Romano says the parties can no longer negotiate a remedy. Additionally, the juvenile judge's "role has been eviscerated. A judge can only choose an in-state placement. Other than that, it's up to DCF."
If the justices of the Supreme Court were offended by a loss of judicial authority, it wasn't reflected in the final Jeffrey M. ruling handed down last week. Justice Eveleigh, for a unanimous court, ruled for DCF, pointing to the new law that gives the agency first and last word on out-of-state placements.
One thing Katz and Romano agree upon is that treatment works. Juveniles, unlike many adults, respond well to the right kind of treatment for everything from fire-setting behaviors to inappropriate sexual activities.
But where the two sides differ is on whether there are currently enough in-state treatment options.
Romano, and his associate, Naomi Fetterman, say that sending all challenging cases to the Connecticut Juvenile Training School in Middletown is a "one-size-fits-all" approach. Most states send some of their most difficult cases to special out-of-state facilities, said Romano.

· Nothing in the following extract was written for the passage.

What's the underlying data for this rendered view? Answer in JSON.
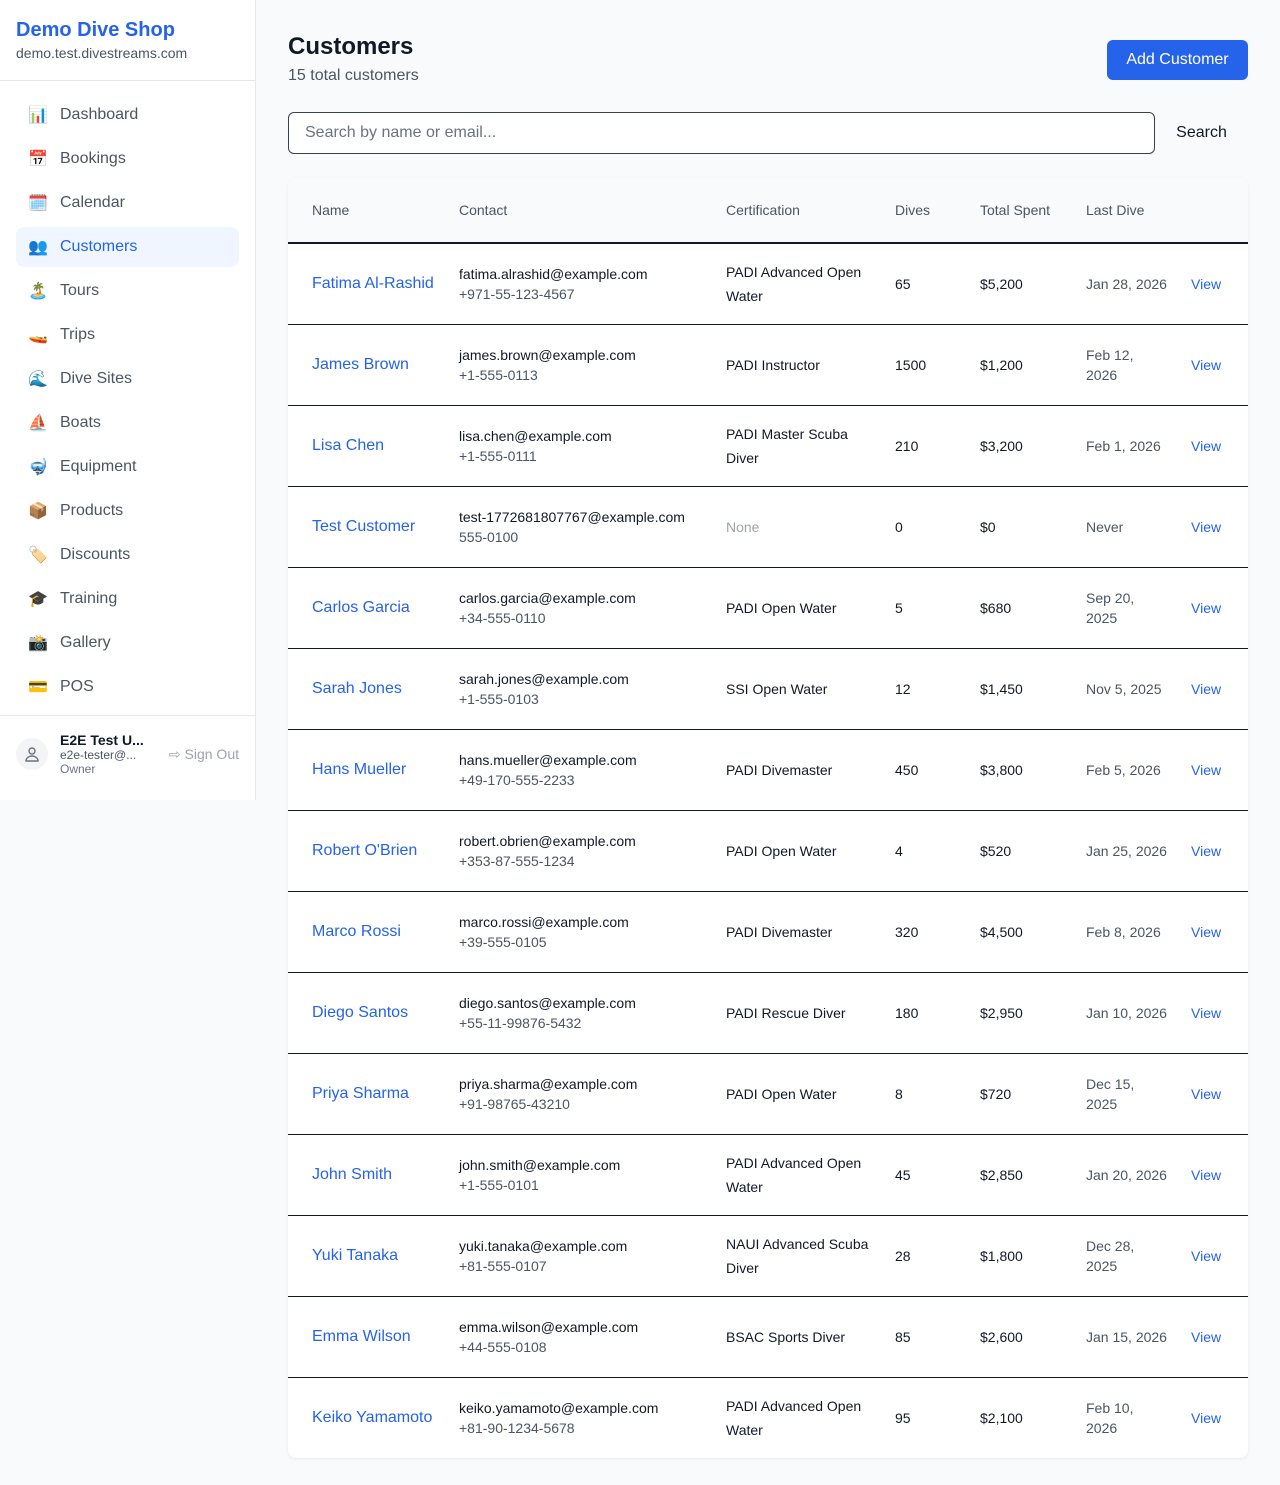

"Right now, the most popular facility for [addressing] fire-setting behavior is in Texas," he said. "States all over the nation are sending kids to Texas. It's been able to set up a business, essentially, and create local jobs for a fire-setting placement. Why shouldn't Connecticut set [up a similar facility]? We could provide it for in-state kids, and be able to offer this service to other states as well."
Katz has similar ideas in mind. She would like to see some former state-run facilities turned over to qualified private sector treatment providers. And on a more individualized scale, she said, specialists are being hired to provide treatment for specific problem behaviors at the Connecticut Juvenile Training School.
"It's anything but a one-size-fits-all approach," Katz said.